Keno é um dos poucos soldados do drible. Dribla de direita e de esquerda. Limpa, ginga, finta. Abre espaço. Quebra linhas. Passa por adversários. Segura a bola, desenha e brinca. Trata com carinho, mesmo que o tratem com carrinho. Corre e, se ainda der tempo, tenta achar algum companheiro. Não é objetivo. É adjetivo. O primordial é driblar. É sorrir levemente. É fazer sorrir quem vê. É errar e não provocar raiva no torcedor. Torcedor que – injusto e ingrato – o chama de jogador de segundo tempo. É a punição mais grave que um driblador pode receber. O elenco do Palmeiras é ótimo, mas muitas vezes Keno foi trocado por quem passa a bola apenas de lado e não compromete. Por quem marca mais em campo do que marca na memória. Eis a preferência de muitos. E olha que Keno não é craque. Bem longe disso.
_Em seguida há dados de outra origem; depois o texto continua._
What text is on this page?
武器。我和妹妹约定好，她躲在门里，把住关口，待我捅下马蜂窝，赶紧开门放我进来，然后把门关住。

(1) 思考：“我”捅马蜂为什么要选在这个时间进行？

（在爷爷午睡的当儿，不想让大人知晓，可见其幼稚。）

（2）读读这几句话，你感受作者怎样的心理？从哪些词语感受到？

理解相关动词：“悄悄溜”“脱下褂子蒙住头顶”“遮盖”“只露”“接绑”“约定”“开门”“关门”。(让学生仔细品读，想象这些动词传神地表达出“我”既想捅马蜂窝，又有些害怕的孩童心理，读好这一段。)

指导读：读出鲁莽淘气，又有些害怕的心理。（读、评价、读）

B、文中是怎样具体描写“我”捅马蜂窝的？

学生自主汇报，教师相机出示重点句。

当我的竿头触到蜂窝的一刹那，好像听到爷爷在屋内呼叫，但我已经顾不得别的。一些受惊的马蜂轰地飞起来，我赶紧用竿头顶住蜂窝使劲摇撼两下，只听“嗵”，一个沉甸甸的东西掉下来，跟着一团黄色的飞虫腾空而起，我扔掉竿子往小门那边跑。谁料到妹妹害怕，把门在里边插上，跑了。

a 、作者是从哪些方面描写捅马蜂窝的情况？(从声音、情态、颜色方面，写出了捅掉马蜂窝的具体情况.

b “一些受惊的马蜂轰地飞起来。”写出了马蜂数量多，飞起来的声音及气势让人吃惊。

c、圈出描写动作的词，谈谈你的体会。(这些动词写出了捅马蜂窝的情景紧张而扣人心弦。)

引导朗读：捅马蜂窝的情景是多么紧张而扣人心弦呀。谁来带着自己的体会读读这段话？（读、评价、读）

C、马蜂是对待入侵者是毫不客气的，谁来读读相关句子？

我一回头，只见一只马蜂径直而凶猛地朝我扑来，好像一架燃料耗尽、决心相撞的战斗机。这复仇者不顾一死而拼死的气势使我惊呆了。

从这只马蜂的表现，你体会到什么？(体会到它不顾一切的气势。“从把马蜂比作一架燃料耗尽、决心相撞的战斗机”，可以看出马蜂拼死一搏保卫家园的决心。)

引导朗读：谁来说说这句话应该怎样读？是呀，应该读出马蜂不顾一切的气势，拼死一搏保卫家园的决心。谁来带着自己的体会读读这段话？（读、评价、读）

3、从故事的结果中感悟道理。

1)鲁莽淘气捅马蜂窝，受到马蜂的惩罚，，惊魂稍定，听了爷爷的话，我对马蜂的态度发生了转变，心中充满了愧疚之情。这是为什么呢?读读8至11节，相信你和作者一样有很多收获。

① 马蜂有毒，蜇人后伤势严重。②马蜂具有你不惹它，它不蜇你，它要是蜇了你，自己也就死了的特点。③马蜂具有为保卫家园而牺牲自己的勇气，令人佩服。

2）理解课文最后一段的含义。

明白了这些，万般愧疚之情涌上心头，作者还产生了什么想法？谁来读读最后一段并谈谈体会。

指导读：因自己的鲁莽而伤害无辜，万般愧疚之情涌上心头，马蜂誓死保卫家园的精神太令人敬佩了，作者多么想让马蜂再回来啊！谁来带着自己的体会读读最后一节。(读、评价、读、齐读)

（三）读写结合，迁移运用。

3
Dá para jogar bem futebol cumprindo funções táticas. Óbvio. Mas que a missão não seja extinguir a naturalidade e a arte do drible. Que ainda exista um pouco de mistura diante de tanto arroz e feijão,

É a característica, a essência e a naturalidade que estão morrendo. Morrendo com Garrincha, que teria – nos novos tempos – de marcar o lateral muito mais do que atacar o zagueiro. Morrendo prematuramente. Morrendo nos números e nos punhos. Hoje, Neymar abre seu estoque de chapéus, canetas e golaços na França. É recompensado com críticas, arranhões, cortes e lesões. De tanto apanhar, responde com ironia. Ironicamente perde na discussão diante do exército que se formou na imprensa e na prancheta. Vamos aos poucos detonando a alegria. Golpe por golpe, análise por análise.

Um minuto de silêncio. Calaram o grito de olé.

Que Deus não perdoe os assassinos do drible.